All heads swiveled about to where Bernadette stood just inside the door, the ogre at her side. She bristled at the command, could feel the heat of shame flood her cheeks. As if she were a trained monkey like the one she’d once seen in a London market.

“Go on, then,” Mr. Mackenzie said. “Donna draw this out any more than is necessary.”

“You have nothing to fear in that regard,” she muttered, and walked to the front of the room—for Avaline’s sake, always for Avaline’s sake—wiping her palms on the sides of her gown as she went. She sat on the bench before the harpsichord, glanced up at an ashen Avaline and whispered, “Look above their heads, not at them. Pretend no one is here, pretend it is a music lesson.”

Avaline nodded stiffly.

Bernadette began to play. Avaline began to warble. She held her hands clasped tightly at her waist, her nerves making her sing sharp to the music. At last, the poor girl finished the song to tepid applause. The ladies, Bernadette noticed, were shifting restlessly in their seats. And in the back of the room, standing exactly where she’d left him, stood Rabbie Mackenzie. His head was down, his arms folded, his expression one of pure tedium.

But the song was done, and Avaline moved immediately to sit, as did Bernadette, but Lord Kent, slouching in his chair, his eyes half-open after the amount he’d drunk, waved her back. “Again, Avaline. Perhaps something a bit livelier that won’t put us all asleep.”

Avaline’s shoulders tensed. She turned to Bernadette, her eyes blank now, her soul having retreated to that place of hiding. Bernadette managed a smile for the poor girl. “The song of summer,” she said softly. “The one you like.”

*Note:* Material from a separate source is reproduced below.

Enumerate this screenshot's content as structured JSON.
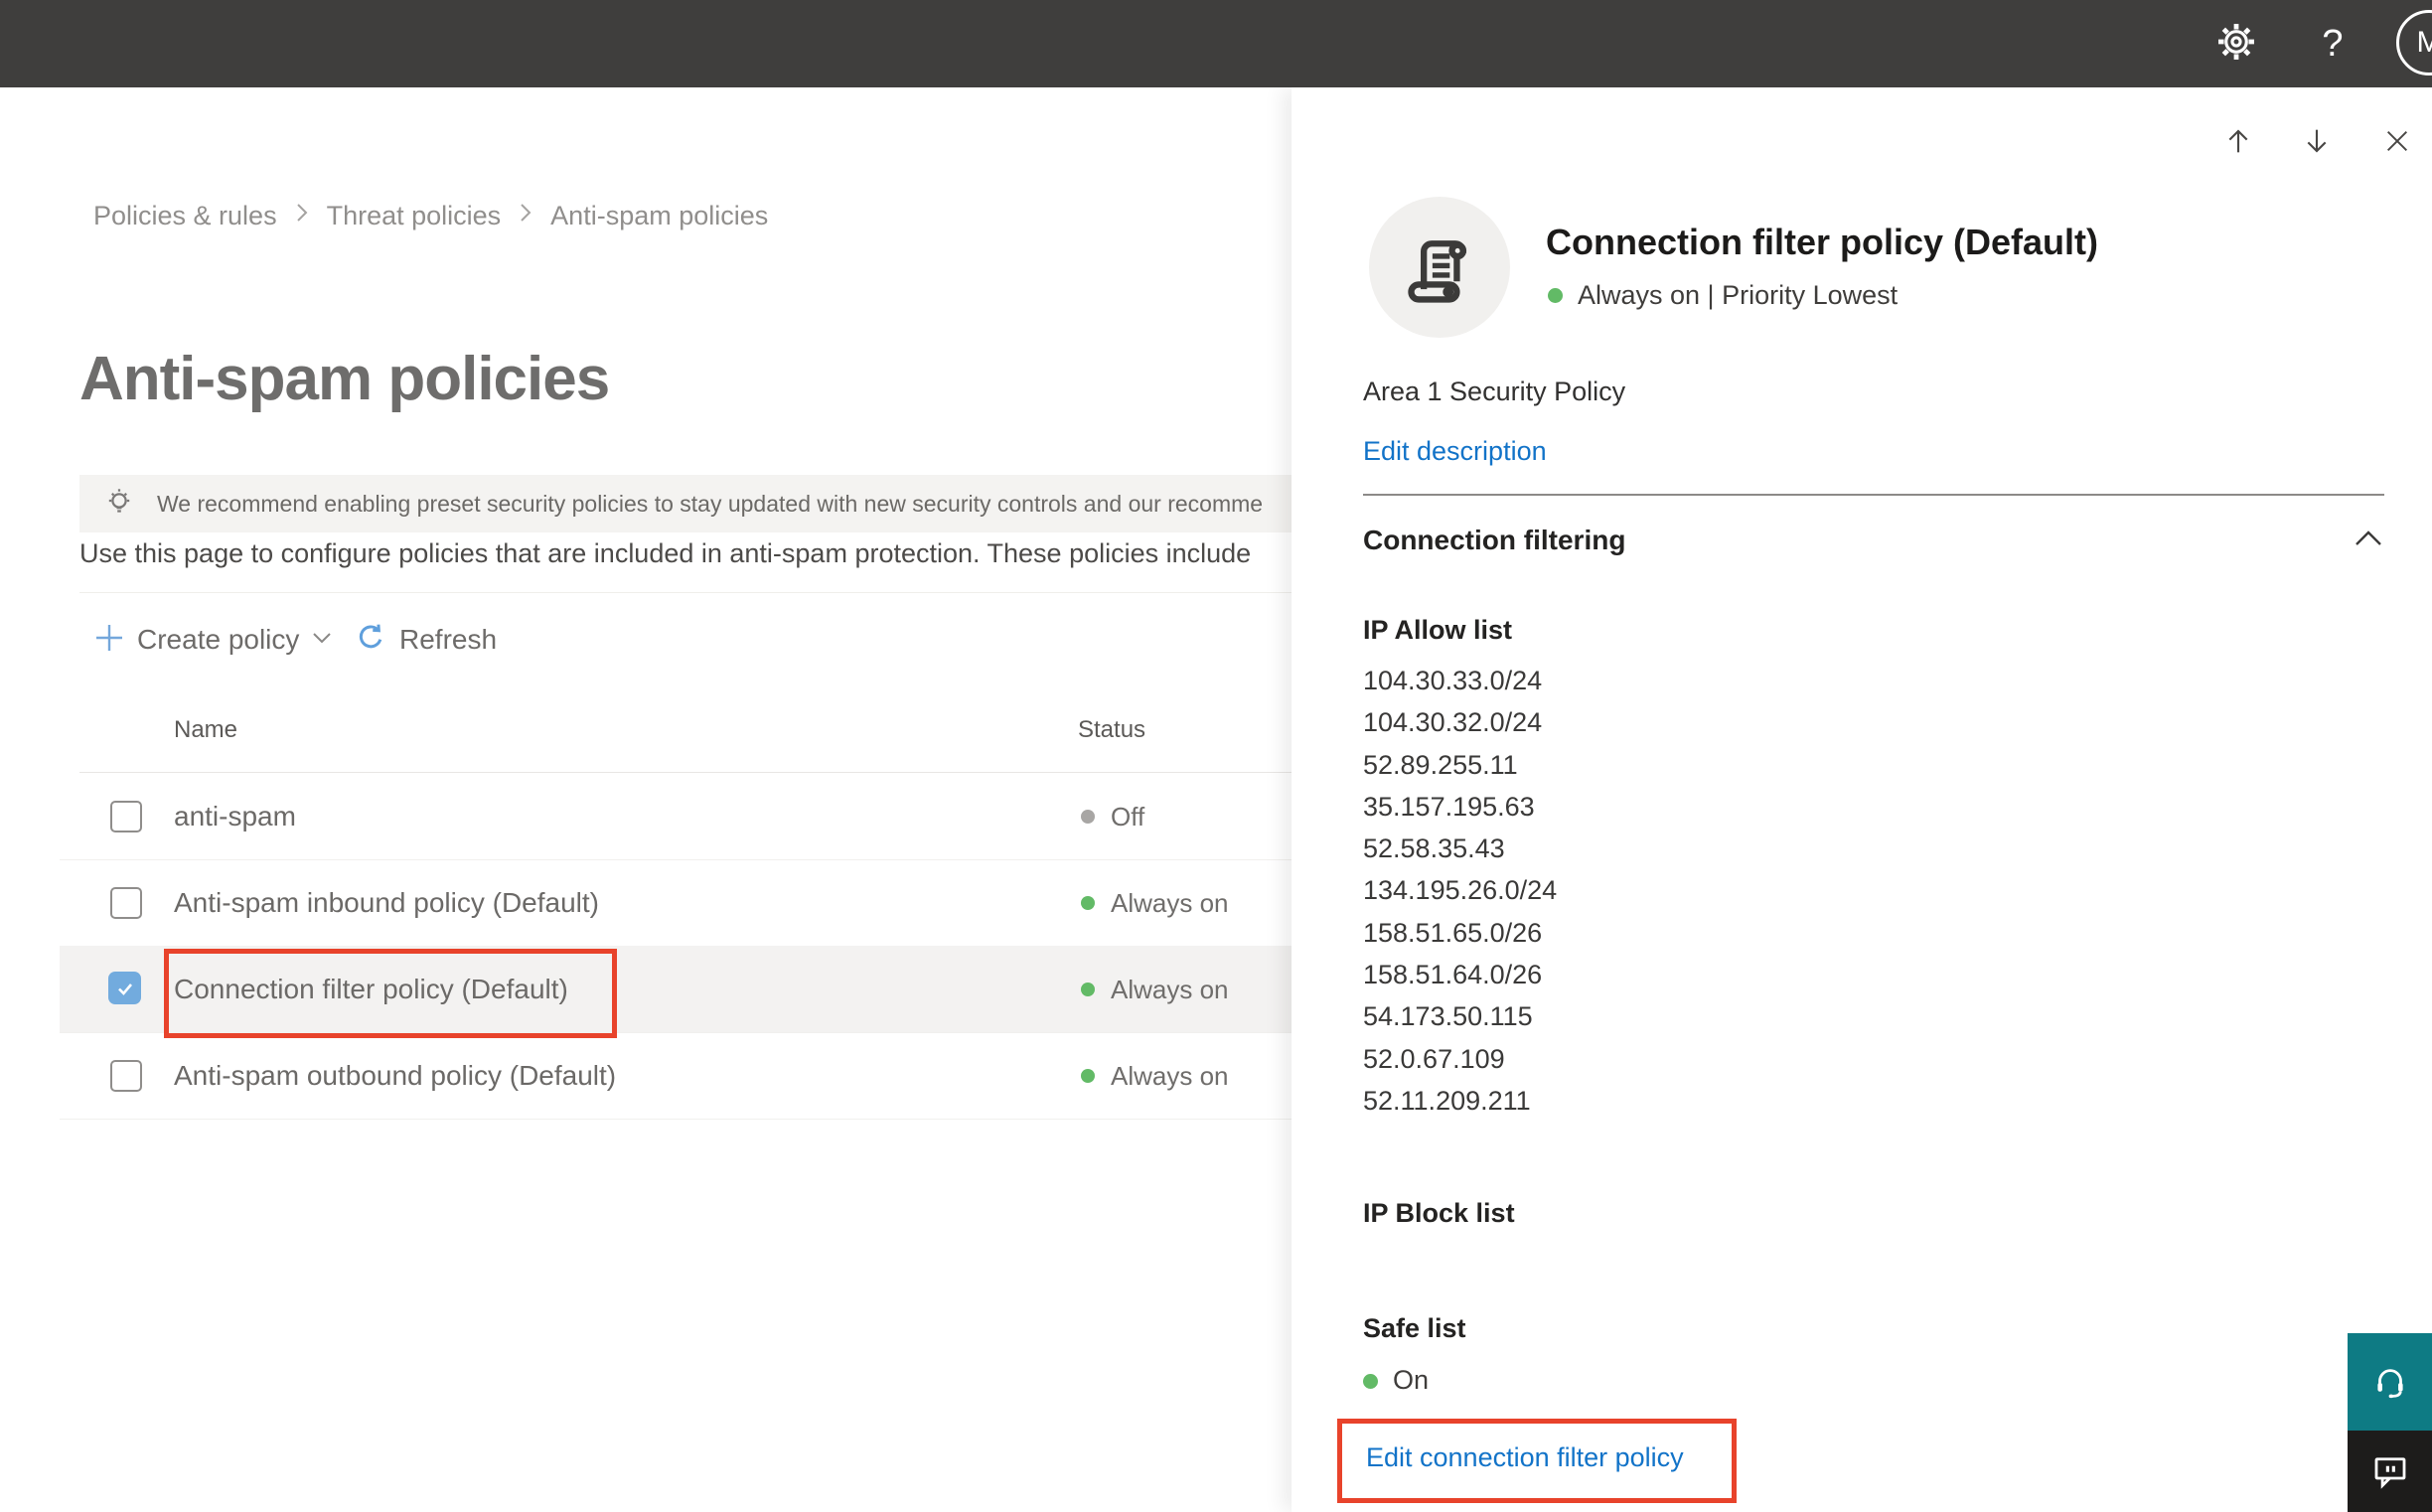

Avaline nodded. As she moved to take her place next to the pianoforte, and Bernadette played the first few chords, she looked up to see if Avaline was ready, and noticed, from the corner of her eye, that Avaline’s fiancé had exited the room. How impossibly rude he was! It made her so angry that she hit a wrong chord, startling Avaline. “I beg your pardon,” Bernadette said, and began again.

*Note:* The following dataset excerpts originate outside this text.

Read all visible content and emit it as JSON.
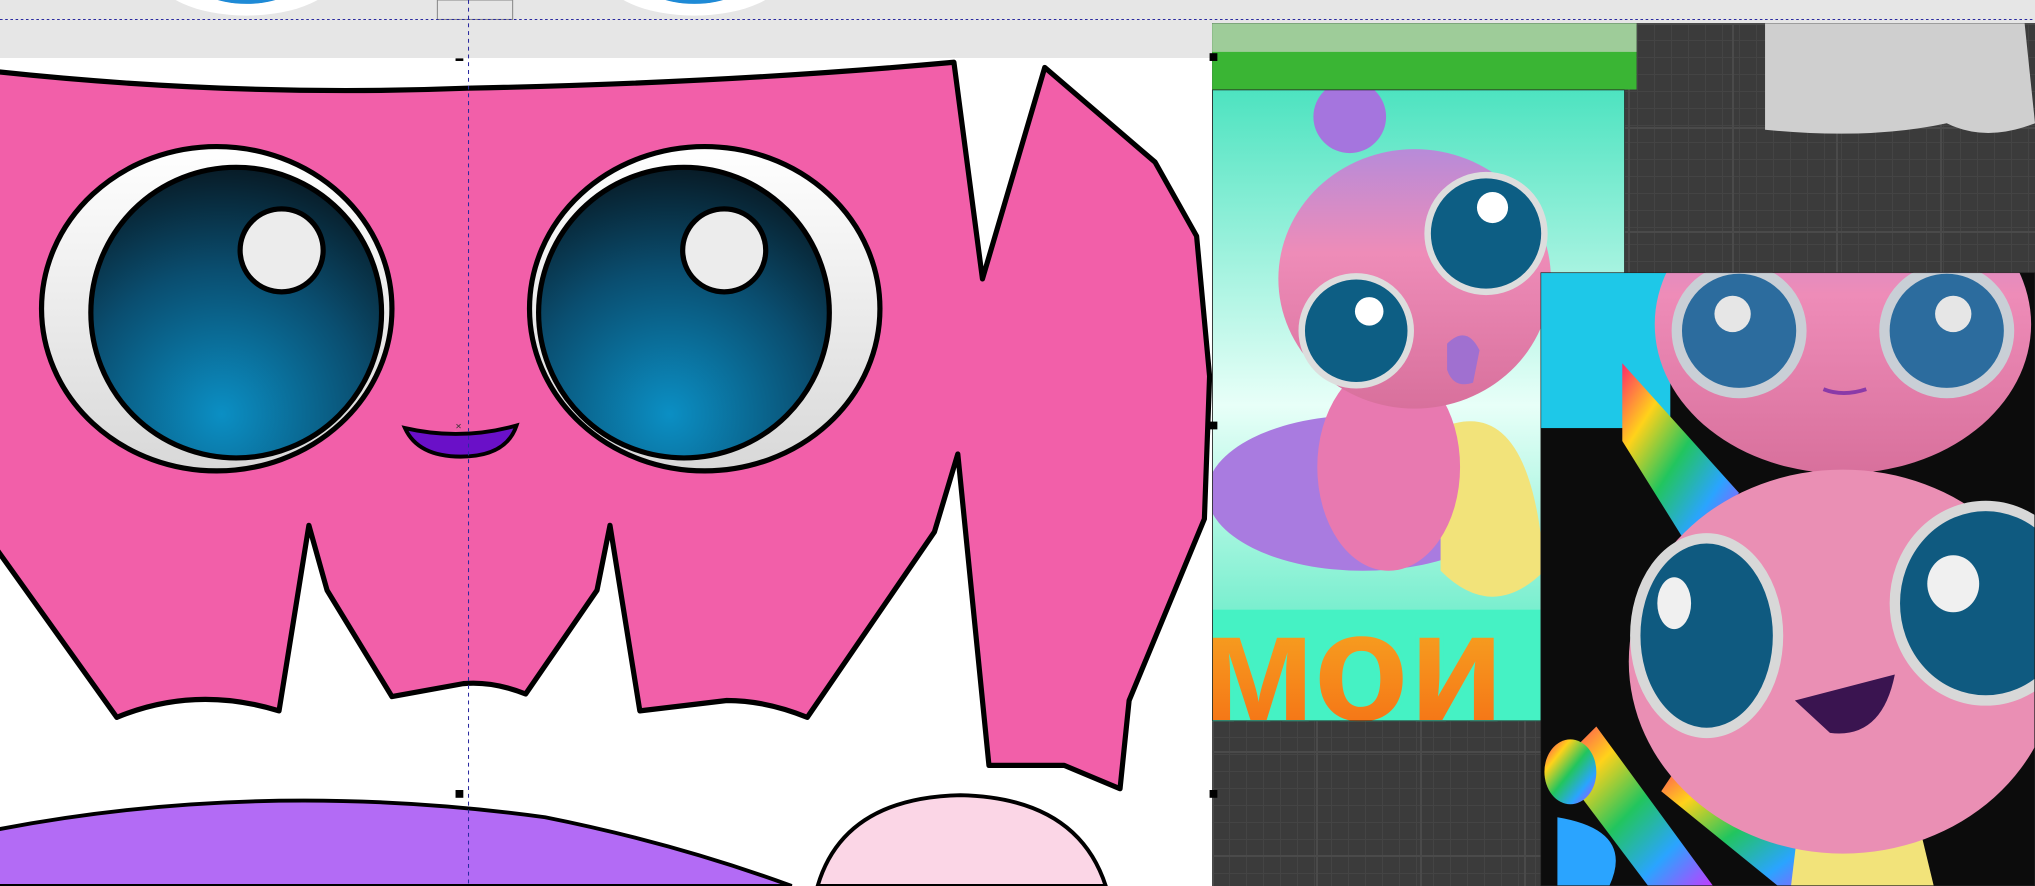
{
  "canvas": {
    "background_color": "#ffffff",
    "workspace_color": "#e6e6e6",
    "dark_grid_color": "#3b3b3b",
    "guide_color": "#2a2aa0"
  },
  "artwork": {
    "mask_color": "#f25fa9",
    "iris_color": "#0a5f86",
    "mouth_color": "#6a10c8",
    "poster_lettering": "мои"
  }
}
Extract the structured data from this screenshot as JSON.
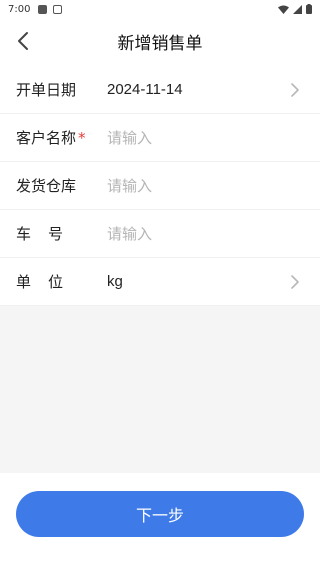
{
  "status_bar": {
    "time": "7:00"
  },
  "header": {
    "title": "新增销售单"
  },
  "form": {
    "rows": [
      {
        "label": "开单日期",
        "value": "2024-11-14"
      },
      {
        "label": "客户名称",
        "required_mark": "*",
        "placeholder": "请输入"
      },
      {
        "label": "发货仓库",
        "placeholder": "请输入"
      },
      {
        "label": "车号",
        "placeholder": "请输入"
      },
      {
        "label": "单位",
        "value": "kg"
      }
    ]
  },
  "footer": {
    "next_label": "下一步"
  },
  "colors": {
    "primary": "#3e7ae8",
    "required": "#e83a3a",
    "placeholder": "#b5b5b5"
  }
}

This time, when the song mercifully ended, it was Captain Mackenzie who rose to see Avaline to a seat, complimenting her on her singing as he did.

The evening dragged on from there. Bernadette stood near a bookcase, pretending to examine the few titles they had there, impatient for the evening to come to an end. She was trying desperately not to listen to Lady Kent and Avaline attempt to converse with the Mackenzie women about the blasted wedding.

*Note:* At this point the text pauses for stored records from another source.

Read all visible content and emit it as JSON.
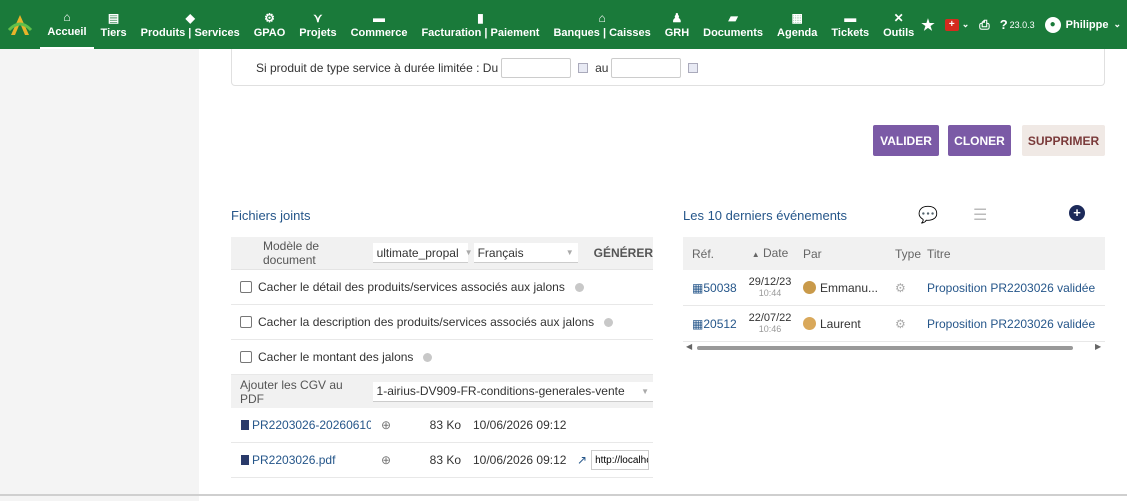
{
  "nav": {
    "items": [
      {
        "icon": "home-icon",
        "glyph": "⌂",
        "label": "Accueil"
      },
      {
        "icon": "building-icon",
        "glyph": "▤",
        "label": "Tiers"
      },
      {
        "icon": "cube-icon",
        "glyph": "◆",
        "label": "Produits | Services"
      },
      {
        "icon": "cogs-icon",
        "glyph": "⚙",
        "label": "GPAO"
      },
      {
        "icon": "sitemap-icon",
        "glyph": "⋎",
        "label": "Projets"
      },
      {
        "icon": "briefcase-icon",
        "glyph": "▬",
        "label": "Commerce"
      },
      {
        "icon": "invoice-icon",
        "glyph": "▮",
        "label": "Facturation | Paiement"
      },
      {
        "icon": "bank-icon",
        "glyph": "⌂",
        "label": "Banques | Caisses"
      },
      {
        "icon": "users-icon",
        "glyph": "♟",
        "label": "GRH"
      },
      {
        "icon": "folder-icon",
        "glyph": "▰",
        "label": "Documents"
      },
      {
        "icon": "calendar-icon",
        "glyph": "▦",
        "label": "Agenda"
      },
      {
        "icon": "ticket-icon",
        "glyph": "▬",
        "label": "Tickets"
      },
      {
        "icon": "tools-icon",
        "glyph": "✕",
        "label": "Outils"
      }
    ],
    "right": {
      "version": "23.0.3",
      "user": "Philippe"
    }
  },
  "form": {
    "service_label": "Si produit de type service à durée limitée : Du",
    "au_label": "au",
    "from_value": "",
    "to_value": ""
  },
  "actions": {
    "valider": "VALIDER",
    "cloner": "CLONER",
    "supprimer": "SUPPRIMER"
  },
  "files": {
    "title": "Fichiers joints",
    "model_label": "Modèle de document",
    "model_value": "ultimate_propal",
    "lang_value": "Français",
    "generate": "GÉNÉRER",
    "options": [
      "Cacher le détail des produits/services associés aux jalons",
      "Cacher la description des produits/services associés aux jalons",
      "Cacher le montant des jalons"
    ],
    "cgv_label": "Ajouter les CGV au PDF",
    "cgv_value": "1-airius-DV909-FR-conditions-generales-vente",
    "list": [
      {
        "name": "PR2203026-20260610:...",
        "size": "83 Ko",
        "date": "10/06/2026 09:12",
        "link": ""
      },
      {
        "name": "PR2203026.pdf",
        "size": "83 Ko",
        "date": "10/06/2026 09:12",
        "link": "http://localhc"
      }
    ]
  },
  "events": {
    "title": "Les 10 derniers événements",
    "headers": {
      "ref": "Réf.",
      "date": "Date",
      "par": "Par",
      "type": "Type",
      "titre": "Titre"
    },
    "rows": [
      {
        "ref": "50038",
        "date": "29/12/23",
        "time": "10:44",
        "par": "Emmanu...",
        "titre": "Proposition PR2203026 validée"
      },
      {
        "ref": "20512",
        "date": "22/07/22",
        "time": "10:46",
        "par": "Laurent",
        "titre": "Proposition PR2203026 validée"
      }
    ]
  },
  "colors": {
    "nav": "#1a7a3a",
    "accent_purple": "#7b5aa6",
    "link": "#25568a"
  }
}
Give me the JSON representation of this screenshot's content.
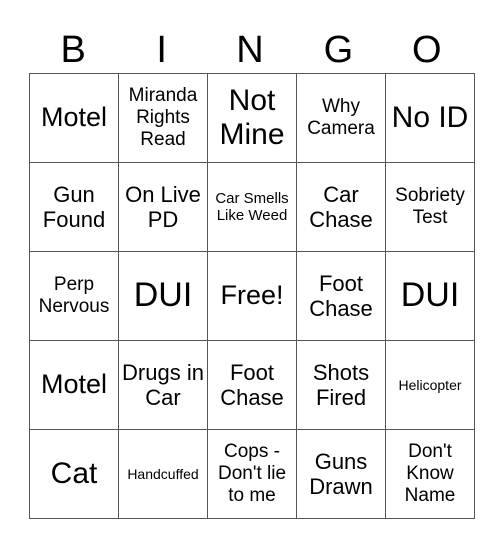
{
  "title_letters": [
    "B",
    "I",
    "N",
    "G",
    "O"
  ],
  "board": [
    [
      "Motel",
      "Miranda Rights Read",
      "Not Mine",
      "Why Camera",
      "No ID"
    ],
    [
      "Gun Found",
      "On Live PD",
      "Car Smells Like Weed",
      "Car Chase",
      "Sobriety Test"
    ],
    [
      "Perp Nervous",
      "DUI",
      "Free!",
      "Foot Chase",
      "DUI"
    ],
    [
      "Motel",
      "Drugs in Car",
      "Foot Chase",
      "Shots Fired",
      "Helicopter"
    ],
    [
      "Cat",
      "Handcuffed",
      "Cops - Don't lie to me",
      "Guns Drawn",
      "Don't Know Name"
    ]
  ]
}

At long last, his lordship rose, signaling to his party. They could at last quit this horrible place and return to Killeaven.

None of the Mackenzies entreated them to stay, but eagerly followed them out like so many puppies—with the notable exception of Avaline’s fiancé, of course—and called good-night as they climbed into the coach. Even his lordship took a seat inside the coach, having instructed a man to tether his horse to the back of it. As soon as they rolled out of the bailey, he turned a furious glare to Avaline. “You are a stupid, vapid girl!” he said heatedly. “You have no knowledge of how to woo a man! What am I to do if he cries off? What will I do with you then?”

“I beg your pardon, Father, but I tried—”

“You asked after his favorite governess!” her father shouted at her, spittle coming out of his mouth with the force of his voice. “Haven’t you the slightest notion how to bat your eyes? And you,” he said, swinging his gaze around to Bernadette.

“Me?”

“Yes, you! You’re a wily woman, Bernadette. Can you not teach her to be less...vapid?” he exclaimed, flicking his wrist in the direction of his daughter. “Can you not teach her how to lure a man to her instead of cleaving the line and letting him sink away?”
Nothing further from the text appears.